The challenge that Beijing will have is of course with India. Where India has succeeded and China has struggled has been in value add. With lower labour costs, India has done providing much more than just simple A -> B services, but more complex A->B+C=D value add services. China on the other hand, has yet to master this outside of heavy industry and manufacturing. Indeed neither have some of the masters of the art who have come from India to China. Infosys CEO Mr. Gopalakrishnan commented last week during a press conference about Infosys’s business in China: “It is however, growing slower than we expected. Global customers have not taken to China as would have liked. India is still viewed as the ideal location for offshore outsourcing. We are pushing customers to look at China as an option.”

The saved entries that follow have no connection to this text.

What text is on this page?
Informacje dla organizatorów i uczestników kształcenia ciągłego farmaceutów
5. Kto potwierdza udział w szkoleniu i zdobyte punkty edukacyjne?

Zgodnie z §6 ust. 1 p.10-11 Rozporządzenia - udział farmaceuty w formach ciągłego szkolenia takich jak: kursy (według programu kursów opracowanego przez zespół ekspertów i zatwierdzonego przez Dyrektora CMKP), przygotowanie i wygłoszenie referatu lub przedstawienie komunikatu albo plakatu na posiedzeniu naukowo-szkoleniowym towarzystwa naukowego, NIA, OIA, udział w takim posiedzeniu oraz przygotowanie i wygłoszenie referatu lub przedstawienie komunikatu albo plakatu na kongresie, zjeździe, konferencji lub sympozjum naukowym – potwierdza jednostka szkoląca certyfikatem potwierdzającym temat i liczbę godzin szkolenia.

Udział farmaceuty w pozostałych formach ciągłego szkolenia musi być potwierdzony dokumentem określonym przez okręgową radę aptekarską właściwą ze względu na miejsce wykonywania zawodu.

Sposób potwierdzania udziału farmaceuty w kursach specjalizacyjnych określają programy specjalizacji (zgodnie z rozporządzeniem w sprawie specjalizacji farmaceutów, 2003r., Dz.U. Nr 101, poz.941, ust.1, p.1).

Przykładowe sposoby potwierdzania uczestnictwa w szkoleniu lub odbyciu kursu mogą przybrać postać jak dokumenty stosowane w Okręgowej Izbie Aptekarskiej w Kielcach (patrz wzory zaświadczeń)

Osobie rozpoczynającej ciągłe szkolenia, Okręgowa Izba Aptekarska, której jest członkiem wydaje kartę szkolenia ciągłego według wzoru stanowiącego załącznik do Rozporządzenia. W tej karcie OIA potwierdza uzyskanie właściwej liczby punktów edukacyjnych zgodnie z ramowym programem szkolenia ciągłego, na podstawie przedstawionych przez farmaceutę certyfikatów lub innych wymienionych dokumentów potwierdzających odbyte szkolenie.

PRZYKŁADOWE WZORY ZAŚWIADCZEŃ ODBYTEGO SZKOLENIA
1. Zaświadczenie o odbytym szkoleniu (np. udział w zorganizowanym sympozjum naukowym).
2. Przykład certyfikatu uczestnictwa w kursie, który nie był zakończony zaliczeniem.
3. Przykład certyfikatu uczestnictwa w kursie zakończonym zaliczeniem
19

The back office centre in Beijing will inevitably be successful. Wages are rising in big Chinese cities, making it difficult to maintain profitability without special incentives from the government. If Beijing crafts these well, it could be very advantageous for banks looking to move their back-office functions. Further, Chinese banks will be loathe to move a majority of their back-office operations out of China, so areas like this in Beijing will likely continue to grow as these banks setup operations there.
The ramification for financial services tech companies is clear: get in and sell. Banks that setup a captive operation in Beijing will likely take some time re-examine their software and hardware platforms, which presents an excellent window of opportunity for the correctly positioned fintech company. Likewise, any domestic outsourcing providers that setup operations there will likely need to offer a suite of new applications to support the coming demand.
The best way to do this really would depend on the individual fintech situation: for companies with existing global contracts/relationships with one of the MNC banks (like DB or GS), it would be best to leverage those existing ties to develop the business in China. For those without, establishing a partnership with one of the large domestic SIs is likely the best way to go as they will have existing relationshis with many of the banks that would be difficult to duplicate in the short term.